Mes pupilles cherchent le propriétaire de cette voix légèrement rocailleuse, tandis qu'un timide sourire fleurit sur mes lèvres. Malgré ma longue absence, je suis apparemment restée dans les mémoires et c'est loin de me déplaire. Mon regard se pose alors sur cet homme corpulent accoudé au bar, au look de biker, blouson de cuir, blue jeans et T-shirt de Hard-Rock inclus, le crâne entièrement rasée et l'épaisse barbe brune longue de quinze centimètres, à travers laquelle je devine le large sourire qu'il me rend. La quarantaine en approche, visible à ses rides de malice au coin de ses yeux marrons, le teint légèrement hâlé par ses roadtrips, il répond au nom de Luis. Mais le plus souvent, il est surnommé Teddy, pour son grand cœur et surtout son amour incommensurable des étreintes amicales.

Affairé à un brin de vaisselle, le barman se retourne vers l'entrée, intrigué par la réflexion de Mr Nounours. Remarquant ma présence, son visage juvénile s'illumine de toute part. Et pourtant, sous ses cheveux blond vénitien gelés et plaqués en arrière, sa tête ronde aux bonnes joues parsemées de tâches de rousseur, ses yeux verts camouflés derrière des lunettes à grosses branches noires et son sourire fait de dents de la chance, il dissimule à la perfection ses trente-deux ans.

« Hey Gawoche ! me salue Sawyer avec enthousiasme, tandis qu'il essuie une paire de verres. Ca fait plaisir de t'voir !

- Reste pas plantée là, Sweety : entre ! »

Mon sourire s'étire davantage à ce chaleureux accueil. J'ose ouvrir complètement la porte et entrer dans l'établissement, avant de la refermer en douceur. Je balaye la première salle du regard, dont la décoration haute en couleur est subtilement mise en valeur par un éclairage tamisé, toujours ce mobilier dépareillé tout droit sorti d'un antiquaire qui fait, selon moi, le charme de ce bar. Mais non, aucune autre tête connue ne se manifeste dans mon champ de vision. J'avance alors en direction du bar et salue Teddy d'une chaleureuse accolade.

« Salut Nounours ! Ca f'sait longtemps !

- A qui le dis-tu ! On s'demandait c'que tu d'venais avec les autres. D'ailleurs, on parlait d'toi avec Suz', y a quoi... Deux ou trois soirs de c'la ?
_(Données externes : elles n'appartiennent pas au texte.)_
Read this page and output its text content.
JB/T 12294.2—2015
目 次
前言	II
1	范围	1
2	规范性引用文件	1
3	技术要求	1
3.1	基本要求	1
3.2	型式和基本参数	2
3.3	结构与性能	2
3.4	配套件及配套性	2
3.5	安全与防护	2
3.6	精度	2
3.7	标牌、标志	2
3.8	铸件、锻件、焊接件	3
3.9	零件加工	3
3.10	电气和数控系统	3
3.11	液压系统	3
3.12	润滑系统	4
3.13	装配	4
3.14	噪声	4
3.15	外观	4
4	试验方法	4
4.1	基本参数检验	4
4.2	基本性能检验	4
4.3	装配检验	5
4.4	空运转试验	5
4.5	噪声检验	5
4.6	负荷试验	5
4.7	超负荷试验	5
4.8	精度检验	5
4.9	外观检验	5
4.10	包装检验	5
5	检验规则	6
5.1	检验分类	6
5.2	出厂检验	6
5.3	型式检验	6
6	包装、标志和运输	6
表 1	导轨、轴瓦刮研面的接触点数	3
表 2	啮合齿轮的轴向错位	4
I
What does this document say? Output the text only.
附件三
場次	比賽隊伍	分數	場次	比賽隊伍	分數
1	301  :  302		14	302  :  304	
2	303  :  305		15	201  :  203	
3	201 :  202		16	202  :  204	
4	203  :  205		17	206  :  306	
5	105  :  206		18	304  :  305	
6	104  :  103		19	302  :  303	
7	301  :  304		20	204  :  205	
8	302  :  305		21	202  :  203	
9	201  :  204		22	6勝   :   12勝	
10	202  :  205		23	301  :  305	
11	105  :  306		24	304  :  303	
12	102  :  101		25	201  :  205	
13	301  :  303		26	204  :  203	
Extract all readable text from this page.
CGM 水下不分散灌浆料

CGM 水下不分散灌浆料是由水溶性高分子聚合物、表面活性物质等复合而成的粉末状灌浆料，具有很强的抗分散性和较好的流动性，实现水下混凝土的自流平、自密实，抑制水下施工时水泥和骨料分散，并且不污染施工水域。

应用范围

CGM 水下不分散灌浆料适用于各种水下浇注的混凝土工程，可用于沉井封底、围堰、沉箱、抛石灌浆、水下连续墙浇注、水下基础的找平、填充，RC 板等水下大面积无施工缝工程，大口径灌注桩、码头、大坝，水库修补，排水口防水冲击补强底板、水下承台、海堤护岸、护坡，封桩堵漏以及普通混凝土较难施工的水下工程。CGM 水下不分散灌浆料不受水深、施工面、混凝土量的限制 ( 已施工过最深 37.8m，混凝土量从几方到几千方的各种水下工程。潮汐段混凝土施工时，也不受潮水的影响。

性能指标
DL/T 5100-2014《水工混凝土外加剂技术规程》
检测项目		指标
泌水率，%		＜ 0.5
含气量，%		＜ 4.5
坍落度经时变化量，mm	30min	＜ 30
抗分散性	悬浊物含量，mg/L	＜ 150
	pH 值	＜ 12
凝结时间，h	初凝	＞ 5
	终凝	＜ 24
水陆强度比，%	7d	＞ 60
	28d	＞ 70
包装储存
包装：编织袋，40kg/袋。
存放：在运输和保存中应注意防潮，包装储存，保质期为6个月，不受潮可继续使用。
- Mardi ! confirme le serveur, nous faisant dos pour ranger les derniers verres.

- Ah oui ? j'interroge agréablement surprise, alors que je m'installe sur le tabouret à la droite de Luis. Vraiment ?

- Hey ! Et moi alors ? s'exclame le blondinet, limite offensé.

- De quoi ?

- T'oublies mon câlin !

- Ah ! Ca ! je rigole, amusée par son caprice, tout en descendant de mon siège. »

Je fais le tour du bar et me laisse accueillir par ces bras qui se tendent vers moi.

« Welcome back, Little Frog, me glisse-t-il à l'oreille d'une voix douce. »

Gavroche, Petite Grenouille... Autant de surnoms se raccrochant à mon look et mon origine, mais cela me convient. Après tout, je ne me suis jamais présentée à eux sous mon prénom et, en bons joueurs, ils se sont contentés de retenir le pseudo que j'avais donné lors de ma première participation au blindtest. Tout ce que ce petit groupe sait de moi se résume à ma nationalité, mon âge, mes études, mes goûts musicaux et mon domicile établi dans le quartier. Ils n'ont pas besoin d'en savoir plus et, heureusement pour moi, n'en cherchent pas à connaître davantage. Et c'est très certainement cette preuve de respect qui m'a le plus touchée.

« Ca fait plaisir d'être là, je lui réponds en resserrant l'étreinte, avant de m'en extraire.

- Qu'est-ce que je te sers ?

- Hum... Pourquoi pas ta meilleure IPA du moment, tiens ! J'te fais confiance. »

Comme ça, aucun sacrifice de raton-laveurs et tout le monde est content !

« Et une IPA pour Gawoche ! »

Je fais à nouveau le tour du comptoir et reprends ma place à la droite de Teddy.

« Alors, quoi de neuf depuis tout ce temps ? me demande le Biker.

- Well, à vrai dire, j'ai... une bonne... et une mauvaise nouvelles. J'commence par laquelle ?

- La bonne ! s'empresse de répondre Sawyer en chœur avec Teddy.

- La mauvaise ! choisit le Nounours, réalisant sa réponse dépareillée donnée en chœur avec celle du serveur.

- Décidez-vous, Guys ! je souris alors amusée.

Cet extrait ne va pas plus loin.